An affidavit was filed by each of the eight jurors to the effect:
That the said jury did not agree upon a verdict of guilty until it was finally agreed that they should recommend leniency. And that he [affiant] believing that when leniency was recommended by all the jurors in the said action in their verdict, that only a fine would be imposed by the Court and that no prison sentence would be given the defendant to serve. Believing that leniency would be shown by the Court to that extent influenced me in my decision in the case.
"That he would not have voted for a verdict of Guilty in the said case if he had believed that a state prison sentence would have been required to have been served by the said defendant."

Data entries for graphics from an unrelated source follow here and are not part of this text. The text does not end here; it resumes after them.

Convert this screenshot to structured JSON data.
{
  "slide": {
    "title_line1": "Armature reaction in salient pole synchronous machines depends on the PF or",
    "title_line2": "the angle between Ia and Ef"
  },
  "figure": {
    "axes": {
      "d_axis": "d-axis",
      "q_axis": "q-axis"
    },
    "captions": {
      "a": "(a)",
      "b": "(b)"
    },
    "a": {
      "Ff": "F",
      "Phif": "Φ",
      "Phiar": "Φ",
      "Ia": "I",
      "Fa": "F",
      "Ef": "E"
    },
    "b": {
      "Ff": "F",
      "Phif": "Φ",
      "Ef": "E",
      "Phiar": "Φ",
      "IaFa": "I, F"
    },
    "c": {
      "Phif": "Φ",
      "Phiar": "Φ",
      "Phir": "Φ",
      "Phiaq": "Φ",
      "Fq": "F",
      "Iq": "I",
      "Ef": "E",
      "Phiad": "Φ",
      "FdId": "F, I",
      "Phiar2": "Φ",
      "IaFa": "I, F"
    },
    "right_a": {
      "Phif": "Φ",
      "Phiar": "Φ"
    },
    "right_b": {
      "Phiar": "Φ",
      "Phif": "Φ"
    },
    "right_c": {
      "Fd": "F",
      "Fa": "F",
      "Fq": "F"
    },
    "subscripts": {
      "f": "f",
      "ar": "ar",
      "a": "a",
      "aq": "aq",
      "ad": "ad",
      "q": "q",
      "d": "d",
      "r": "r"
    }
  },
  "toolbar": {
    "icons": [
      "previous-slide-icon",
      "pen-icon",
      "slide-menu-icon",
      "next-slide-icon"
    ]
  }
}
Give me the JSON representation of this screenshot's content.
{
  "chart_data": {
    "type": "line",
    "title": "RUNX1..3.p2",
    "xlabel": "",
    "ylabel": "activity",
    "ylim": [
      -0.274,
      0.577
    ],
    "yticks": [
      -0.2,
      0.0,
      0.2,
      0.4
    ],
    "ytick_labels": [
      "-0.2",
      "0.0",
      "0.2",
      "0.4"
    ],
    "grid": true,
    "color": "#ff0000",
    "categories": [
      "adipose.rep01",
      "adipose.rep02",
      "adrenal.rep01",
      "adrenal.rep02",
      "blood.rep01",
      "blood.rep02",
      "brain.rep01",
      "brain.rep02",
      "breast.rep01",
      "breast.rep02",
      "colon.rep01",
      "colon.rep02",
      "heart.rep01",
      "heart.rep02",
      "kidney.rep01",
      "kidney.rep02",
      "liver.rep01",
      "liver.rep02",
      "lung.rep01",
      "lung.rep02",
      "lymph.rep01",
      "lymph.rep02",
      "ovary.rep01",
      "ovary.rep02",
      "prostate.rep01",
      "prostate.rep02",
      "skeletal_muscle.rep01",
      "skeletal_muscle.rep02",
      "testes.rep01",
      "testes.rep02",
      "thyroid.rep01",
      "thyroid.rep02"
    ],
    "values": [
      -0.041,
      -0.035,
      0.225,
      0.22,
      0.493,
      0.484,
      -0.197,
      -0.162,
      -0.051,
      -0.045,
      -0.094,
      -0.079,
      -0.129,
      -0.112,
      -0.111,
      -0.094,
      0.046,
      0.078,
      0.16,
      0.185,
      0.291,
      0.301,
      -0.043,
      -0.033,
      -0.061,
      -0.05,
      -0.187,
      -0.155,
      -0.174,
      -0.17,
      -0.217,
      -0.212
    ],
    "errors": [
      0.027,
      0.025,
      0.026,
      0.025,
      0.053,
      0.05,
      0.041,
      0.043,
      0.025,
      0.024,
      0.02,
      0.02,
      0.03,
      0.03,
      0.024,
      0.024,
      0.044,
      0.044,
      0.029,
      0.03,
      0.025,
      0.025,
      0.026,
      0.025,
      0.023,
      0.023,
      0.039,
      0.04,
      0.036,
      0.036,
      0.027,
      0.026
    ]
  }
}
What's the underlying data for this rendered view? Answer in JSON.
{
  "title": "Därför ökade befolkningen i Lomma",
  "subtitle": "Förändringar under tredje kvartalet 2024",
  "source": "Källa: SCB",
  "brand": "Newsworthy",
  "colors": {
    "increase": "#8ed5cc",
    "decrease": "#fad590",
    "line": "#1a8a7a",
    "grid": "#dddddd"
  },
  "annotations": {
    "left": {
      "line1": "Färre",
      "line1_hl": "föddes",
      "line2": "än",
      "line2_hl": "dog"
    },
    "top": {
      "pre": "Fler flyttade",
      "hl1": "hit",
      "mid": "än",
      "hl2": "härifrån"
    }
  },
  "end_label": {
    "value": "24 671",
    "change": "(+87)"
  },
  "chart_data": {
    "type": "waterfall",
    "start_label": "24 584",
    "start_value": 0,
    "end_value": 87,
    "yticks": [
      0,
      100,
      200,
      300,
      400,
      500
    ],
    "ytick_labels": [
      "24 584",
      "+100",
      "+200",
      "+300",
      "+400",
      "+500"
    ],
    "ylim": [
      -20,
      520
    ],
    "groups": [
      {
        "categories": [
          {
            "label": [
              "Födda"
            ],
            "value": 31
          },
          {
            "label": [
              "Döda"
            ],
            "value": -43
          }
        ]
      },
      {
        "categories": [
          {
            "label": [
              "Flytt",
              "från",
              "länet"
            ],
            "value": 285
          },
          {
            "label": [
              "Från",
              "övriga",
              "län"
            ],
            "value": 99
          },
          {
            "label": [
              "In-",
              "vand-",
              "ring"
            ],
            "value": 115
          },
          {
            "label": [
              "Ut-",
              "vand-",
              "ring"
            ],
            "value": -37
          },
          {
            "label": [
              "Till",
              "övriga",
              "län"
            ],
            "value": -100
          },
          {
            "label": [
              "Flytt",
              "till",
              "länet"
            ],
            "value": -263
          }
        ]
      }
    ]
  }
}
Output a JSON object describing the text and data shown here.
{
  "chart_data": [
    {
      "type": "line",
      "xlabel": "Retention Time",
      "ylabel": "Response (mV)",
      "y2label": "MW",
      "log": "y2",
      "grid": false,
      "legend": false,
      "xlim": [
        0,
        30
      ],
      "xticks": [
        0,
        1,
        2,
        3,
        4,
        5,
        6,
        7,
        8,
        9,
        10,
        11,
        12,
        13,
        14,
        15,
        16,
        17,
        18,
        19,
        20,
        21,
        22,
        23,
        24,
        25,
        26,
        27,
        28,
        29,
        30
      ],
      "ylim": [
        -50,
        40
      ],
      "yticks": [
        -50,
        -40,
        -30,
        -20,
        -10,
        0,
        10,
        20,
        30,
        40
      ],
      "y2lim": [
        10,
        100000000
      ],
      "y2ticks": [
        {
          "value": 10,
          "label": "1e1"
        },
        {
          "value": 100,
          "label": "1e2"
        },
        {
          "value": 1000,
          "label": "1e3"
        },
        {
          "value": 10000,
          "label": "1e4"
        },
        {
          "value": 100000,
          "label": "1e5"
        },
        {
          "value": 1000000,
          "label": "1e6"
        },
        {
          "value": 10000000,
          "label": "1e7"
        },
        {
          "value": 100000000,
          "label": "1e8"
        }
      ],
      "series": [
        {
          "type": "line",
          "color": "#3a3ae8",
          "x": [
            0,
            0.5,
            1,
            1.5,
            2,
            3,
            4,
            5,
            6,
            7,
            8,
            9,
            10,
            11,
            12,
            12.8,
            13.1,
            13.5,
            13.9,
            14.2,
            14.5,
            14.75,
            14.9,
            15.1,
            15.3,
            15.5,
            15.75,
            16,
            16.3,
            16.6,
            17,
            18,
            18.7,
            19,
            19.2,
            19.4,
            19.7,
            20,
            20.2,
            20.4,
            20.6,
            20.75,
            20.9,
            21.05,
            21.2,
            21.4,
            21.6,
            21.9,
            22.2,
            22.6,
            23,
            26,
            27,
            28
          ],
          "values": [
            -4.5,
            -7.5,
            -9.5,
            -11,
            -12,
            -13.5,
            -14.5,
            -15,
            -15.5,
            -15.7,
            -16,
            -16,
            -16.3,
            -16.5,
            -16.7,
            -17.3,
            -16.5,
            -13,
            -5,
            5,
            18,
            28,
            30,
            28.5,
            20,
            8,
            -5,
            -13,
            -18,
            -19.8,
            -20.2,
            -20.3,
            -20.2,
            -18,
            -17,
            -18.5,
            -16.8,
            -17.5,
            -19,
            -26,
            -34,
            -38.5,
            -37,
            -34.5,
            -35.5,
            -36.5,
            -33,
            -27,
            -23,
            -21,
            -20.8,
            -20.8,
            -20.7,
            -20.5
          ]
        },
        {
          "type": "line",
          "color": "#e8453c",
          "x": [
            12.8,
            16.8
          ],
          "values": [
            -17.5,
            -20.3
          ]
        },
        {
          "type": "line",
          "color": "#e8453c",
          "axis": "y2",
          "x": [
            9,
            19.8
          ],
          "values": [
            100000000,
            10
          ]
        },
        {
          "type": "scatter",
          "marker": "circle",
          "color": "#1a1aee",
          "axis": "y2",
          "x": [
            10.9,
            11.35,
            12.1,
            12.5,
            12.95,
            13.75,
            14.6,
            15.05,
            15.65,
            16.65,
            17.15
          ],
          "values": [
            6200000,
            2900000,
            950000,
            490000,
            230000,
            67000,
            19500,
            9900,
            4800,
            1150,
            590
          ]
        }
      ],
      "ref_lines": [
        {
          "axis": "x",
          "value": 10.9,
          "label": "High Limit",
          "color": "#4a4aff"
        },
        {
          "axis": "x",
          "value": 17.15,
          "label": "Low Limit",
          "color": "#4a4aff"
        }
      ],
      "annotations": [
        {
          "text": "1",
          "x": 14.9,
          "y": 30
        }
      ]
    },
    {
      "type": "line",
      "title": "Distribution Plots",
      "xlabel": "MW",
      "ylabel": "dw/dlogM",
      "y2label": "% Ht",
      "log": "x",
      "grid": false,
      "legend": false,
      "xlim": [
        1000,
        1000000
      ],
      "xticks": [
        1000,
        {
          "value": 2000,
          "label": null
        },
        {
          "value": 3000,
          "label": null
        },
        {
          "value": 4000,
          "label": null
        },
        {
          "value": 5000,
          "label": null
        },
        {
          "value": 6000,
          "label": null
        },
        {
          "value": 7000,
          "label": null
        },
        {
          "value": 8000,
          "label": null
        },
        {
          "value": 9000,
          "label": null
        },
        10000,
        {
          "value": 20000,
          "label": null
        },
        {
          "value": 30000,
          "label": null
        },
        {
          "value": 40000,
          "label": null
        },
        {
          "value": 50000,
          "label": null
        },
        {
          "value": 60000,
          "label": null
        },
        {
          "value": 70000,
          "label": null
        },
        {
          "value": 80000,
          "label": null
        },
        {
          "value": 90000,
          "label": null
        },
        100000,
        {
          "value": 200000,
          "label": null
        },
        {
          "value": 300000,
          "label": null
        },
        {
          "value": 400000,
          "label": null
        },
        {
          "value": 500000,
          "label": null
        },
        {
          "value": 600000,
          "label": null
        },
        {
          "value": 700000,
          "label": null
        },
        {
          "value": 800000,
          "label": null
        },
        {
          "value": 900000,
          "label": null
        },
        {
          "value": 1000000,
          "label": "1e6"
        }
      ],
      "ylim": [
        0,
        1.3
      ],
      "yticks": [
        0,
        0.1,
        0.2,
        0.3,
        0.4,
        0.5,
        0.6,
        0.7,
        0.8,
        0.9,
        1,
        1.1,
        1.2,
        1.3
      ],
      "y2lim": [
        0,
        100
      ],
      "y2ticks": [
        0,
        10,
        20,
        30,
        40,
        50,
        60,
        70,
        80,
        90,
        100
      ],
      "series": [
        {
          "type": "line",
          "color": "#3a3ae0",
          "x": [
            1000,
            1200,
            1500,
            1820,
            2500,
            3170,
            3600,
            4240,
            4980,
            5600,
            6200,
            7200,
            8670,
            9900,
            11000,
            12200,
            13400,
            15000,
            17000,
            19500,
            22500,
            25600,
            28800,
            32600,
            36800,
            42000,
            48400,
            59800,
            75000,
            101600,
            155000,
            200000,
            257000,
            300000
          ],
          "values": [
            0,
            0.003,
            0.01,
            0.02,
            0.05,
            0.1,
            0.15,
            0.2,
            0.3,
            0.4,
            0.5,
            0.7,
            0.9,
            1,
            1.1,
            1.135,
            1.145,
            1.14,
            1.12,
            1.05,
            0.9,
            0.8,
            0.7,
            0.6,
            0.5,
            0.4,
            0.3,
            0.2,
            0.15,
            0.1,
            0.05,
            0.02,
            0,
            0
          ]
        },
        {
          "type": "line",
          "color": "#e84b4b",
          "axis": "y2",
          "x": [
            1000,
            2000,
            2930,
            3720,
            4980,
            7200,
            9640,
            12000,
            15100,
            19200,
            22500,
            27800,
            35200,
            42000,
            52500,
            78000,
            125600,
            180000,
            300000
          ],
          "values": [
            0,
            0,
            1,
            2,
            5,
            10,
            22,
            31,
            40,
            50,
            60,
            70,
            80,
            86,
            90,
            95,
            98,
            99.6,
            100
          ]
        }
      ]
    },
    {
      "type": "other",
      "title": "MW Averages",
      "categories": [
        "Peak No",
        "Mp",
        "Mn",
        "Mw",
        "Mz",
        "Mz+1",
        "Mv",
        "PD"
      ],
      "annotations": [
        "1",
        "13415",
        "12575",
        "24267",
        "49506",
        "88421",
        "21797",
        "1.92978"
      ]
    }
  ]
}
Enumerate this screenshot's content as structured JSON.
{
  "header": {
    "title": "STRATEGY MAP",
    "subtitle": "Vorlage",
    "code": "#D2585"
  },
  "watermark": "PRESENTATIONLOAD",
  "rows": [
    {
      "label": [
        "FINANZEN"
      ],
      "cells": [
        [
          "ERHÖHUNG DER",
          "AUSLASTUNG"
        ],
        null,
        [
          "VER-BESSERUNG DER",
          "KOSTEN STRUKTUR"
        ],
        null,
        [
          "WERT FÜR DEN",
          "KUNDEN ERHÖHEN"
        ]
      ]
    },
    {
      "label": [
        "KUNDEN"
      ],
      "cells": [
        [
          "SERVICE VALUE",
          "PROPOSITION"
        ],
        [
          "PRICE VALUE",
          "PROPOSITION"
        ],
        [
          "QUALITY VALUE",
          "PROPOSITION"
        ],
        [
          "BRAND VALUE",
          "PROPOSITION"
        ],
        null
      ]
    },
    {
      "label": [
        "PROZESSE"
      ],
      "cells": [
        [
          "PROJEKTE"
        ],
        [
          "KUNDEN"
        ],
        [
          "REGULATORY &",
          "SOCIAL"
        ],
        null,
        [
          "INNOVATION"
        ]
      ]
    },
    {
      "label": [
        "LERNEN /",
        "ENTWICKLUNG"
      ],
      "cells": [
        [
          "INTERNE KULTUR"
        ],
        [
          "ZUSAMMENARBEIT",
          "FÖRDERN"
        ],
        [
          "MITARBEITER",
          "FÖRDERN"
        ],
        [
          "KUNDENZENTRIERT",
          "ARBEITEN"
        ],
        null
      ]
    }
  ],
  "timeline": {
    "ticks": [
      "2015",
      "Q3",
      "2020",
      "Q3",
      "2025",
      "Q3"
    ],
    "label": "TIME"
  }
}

It is the settled law in this jurisdiction that jurors cannot impeach their verdict except in the instances expressly made exceptions by legislative enactment. People v. Flynn, 7 Utah 378, 26 P. 1114; People v. Ritchie, 12 Utah 180, 42 P. 209; State v. Rosenberg, 84 Utah 402, 35 P.2d 1004. Section 105-39-3, R.S. Utah 1933, Subdivision (4) provides that when a verdict has been determined by lot or by any means other than a fair expression of opinion on the part of all the jurors the court may grant a new trial. The verdict in this case is termed by counsel for appellant a "compromise verdict." This is not a "chance verdict" nor is it a ground for a new trial. The verdict was the result of a fair determination as to the defendant's guilt on the part of all the jurors. There was no misconduct on the court's part shown in reference to the recommendation of leniency, and the recommendation itself will be regarded as of no legal effect. It is a mere recommendation and is not binding upon the court nor does it qualify the determination that appellant was guilty. In State v. Cotton, 134 Kan. 1, 4 P.2d 367, the court held that a verdict of guilty of the felony of stealing a steer including a recommendation of a parole of the defendant could be properly received by the trial court. The recommendation did not qualify the verdict's legal effect in any manner, and the court was free to disregard or reject it as surplusage. The jurors came to the conclusion that appellant was guilty of the commission of the crime of grand larceny of a sheep and such conclusion was conveyed to the court by the verdict. The affidavits of the jurors filed by counsel to impeach this verdict did not claim that it was arrived at by lot nor that any juror was prevented from expressing his opinion as to defendant's guilt. In fact the affidavits affirmatively show that each juror was satisfied as to the defendant's guilt and the only point on which they differed was as to the penalty to be imposed. Some jurors thought a fine should be imposed whereas others believed a prison sentence to be the fair punishment for defendant's act. They agreed on defendant's guilt. The trial court properly denied the motion for a new trial based on the affidavits of the jurors.
Judgment affirmed.
MOFFAT, C.J., and WOLFE, McDONOUGH, and PRATT, JJ., concur.